Baltimore County bond issues

October 23, 1992

On Nov. 3, Baltimore County voters will get to play budget yea-sayers or nay-sayers as they pull levers for or against 10 bond issue questions totaling $118 million.

Of those 10 questions, the three that concern the county's public schools, community colleges and public libraries account for $50.4 million in potential funds. (An upcoming editorial will address the remaining bond questions.)

The bulk of that $50.4 million can be found in Question A, which would allow the use of $46.1 million for the building of new schools, improvements at existing sites and the purchase of properties for future school construction. Only the $47.4 million public works borrowing ordinance, Question D, packs more dollar power.

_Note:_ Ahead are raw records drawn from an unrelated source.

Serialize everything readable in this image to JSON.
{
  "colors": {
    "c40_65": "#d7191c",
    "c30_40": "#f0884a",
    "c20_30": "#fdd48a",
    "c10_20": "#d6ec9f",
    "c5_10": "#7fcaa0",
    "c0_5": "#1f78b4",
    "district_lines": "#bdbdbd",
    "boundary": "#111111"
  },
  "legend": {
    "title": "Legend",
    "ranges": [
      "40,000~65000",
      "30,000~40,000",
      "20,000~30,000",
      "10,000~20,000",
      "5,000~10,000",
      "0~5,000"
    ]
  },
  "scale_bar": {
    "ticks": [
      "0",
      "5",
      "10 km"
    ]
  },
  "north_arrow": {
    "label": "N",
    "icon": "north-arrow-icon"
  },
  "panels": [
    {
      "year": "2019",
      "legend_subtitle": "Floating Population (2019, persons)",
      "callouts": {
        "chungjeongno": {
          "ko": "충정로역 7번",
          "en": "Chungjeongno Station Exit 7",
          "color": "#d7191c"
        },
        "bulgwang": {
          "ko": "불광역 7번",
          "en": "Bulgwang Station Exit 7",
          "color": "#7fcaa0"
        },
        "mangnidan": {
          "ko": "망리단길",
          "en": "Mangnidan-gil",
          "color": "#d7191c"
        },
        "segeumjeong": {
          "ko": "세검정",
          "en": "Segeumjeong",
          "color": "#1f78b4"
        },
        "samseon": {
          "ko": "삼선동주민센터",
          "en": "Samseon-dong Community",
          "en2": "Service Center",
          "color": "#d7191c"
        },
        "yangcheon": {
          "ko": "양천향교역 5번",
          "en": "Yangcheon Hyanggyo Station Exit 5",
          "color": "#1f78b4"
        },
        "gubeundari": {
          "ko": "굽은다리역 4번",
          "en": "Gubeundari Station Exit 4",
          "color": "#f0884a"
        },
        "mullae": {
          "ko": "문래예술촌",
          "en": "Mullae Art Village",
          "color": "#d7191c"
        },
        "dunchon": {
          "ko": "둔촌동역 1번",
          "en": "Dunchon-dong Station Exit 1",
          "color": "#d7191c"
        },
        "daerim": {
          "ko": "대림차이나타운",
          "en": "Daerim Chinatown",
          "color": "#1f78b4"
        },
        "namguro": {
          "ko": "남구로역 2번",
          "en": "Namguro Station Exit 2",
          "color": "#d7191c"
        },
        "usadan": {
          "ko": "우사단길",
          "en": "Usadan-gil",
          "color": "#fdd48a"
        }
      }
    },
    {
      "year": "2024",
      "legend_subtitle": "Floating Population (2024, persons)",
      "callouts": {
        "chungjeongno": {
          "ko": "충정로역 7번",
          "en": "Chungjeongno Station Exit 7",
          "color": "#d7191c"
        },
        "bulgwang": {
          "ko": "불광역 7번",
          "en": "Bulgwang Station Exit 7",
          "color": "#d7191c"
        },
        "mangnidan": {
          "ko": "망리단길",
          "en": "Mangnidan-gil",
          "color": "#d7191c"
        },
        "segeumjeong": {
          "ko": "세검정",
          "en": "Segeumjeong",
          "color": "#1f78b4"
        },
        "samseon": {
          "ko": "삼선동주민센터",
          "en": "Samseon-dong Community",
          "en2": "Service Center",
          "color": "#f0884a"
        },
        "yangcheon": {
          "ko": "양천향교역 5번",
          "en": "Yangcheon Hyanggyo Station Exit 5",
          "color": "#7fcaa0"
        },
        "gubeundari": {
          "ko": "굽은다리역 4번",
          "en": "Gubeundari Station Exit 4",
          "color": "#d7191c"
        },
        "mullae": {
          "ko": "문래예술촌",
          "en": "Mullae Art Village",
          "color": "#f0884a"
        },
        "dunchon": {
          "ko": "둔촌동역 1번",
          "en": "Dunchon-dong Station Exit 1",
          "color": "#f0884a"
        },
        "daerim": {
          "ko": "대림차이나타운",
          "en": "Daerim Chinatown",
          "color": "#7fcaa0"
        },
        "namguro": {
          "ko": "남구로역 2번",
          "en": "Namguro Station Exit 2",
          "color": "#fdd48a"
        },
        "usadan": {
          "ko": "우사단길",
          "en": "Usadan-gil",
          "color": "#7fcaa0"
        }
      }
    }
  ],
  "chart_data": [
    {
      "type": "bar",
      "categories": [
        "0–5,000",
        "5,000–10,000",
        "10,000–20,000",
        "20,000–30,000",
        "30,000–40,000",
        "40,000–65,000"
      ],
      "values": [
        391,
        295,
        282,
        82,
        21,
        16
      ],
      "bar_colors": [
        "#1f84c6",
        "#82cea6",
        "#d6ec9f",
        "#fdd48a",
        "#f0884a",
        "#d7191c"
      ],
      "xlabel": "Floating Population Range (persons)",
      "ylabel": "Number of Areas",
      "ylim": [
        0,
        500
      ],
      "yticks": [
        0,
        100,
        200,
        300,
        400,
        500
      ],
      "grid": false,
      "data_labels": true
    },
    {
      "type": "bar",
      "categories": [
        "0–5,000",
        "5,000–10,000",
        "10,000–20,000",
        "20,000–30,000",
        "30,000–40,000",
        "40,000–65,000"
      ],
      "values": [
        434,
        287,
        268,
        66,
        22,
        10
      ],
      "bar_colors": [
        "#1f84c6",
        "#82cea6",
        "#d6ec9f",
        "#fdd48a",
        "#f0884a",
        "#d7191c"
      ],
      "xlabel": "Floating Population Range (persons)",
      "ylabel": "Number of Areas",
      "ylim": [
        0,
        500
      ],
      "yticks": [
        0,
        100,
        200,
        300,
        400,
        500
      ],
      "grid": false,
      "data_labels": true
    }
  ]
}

Among the new construction projects would be Jacksonville and Mays Chapel Elementary Schools and Nottingham Middle School. Also, additions would be made to Hereford Middle School and Perry Hall High School. Roof repairs ($13.7 million) and asbestos removal ($8 million) at various schools, a dire need much documented in recent years by the media, are the other major components of Question A.

Up to $3.3 million for new construction, building renovations and maintenance at the three Baltimore County community colleges -- in Essex, Dundalk and Catonsville -- would be provided if voters give their OK to Question C. Once approved, these bonds would be bolstered with matching funds from the state.

Question J would authorize spending $1 million to renovate and maintain the buildings and grounds of the county's 25 public library branches.

Some not-so-trivial bond issue trivia: This year's public school bond issue is for $6 million more than in the 1990 election. Yet the amount is still only half of what the county school board had requested.

In fact, the total of $118 million for 1992 bond questions is a little more than half of the 1990 total. It's the wish of County Executive Roger B. Hayden to hold borrowing down, thus minimizing interest payments as the recession and state aid cuts deliver one financial blow after another to the county.

This year's total of $118 million is still the second highest bond issue in county history, topping by $8 million the total from bond questions proposed four years ago. Give credit to the Hayden administration for coming up with a list of borrowing ordinances that takes care of urgent needs while heeding recessionary restraints.

We urge Baltimore County residents to vote FOR Questions A, C and J on Nov.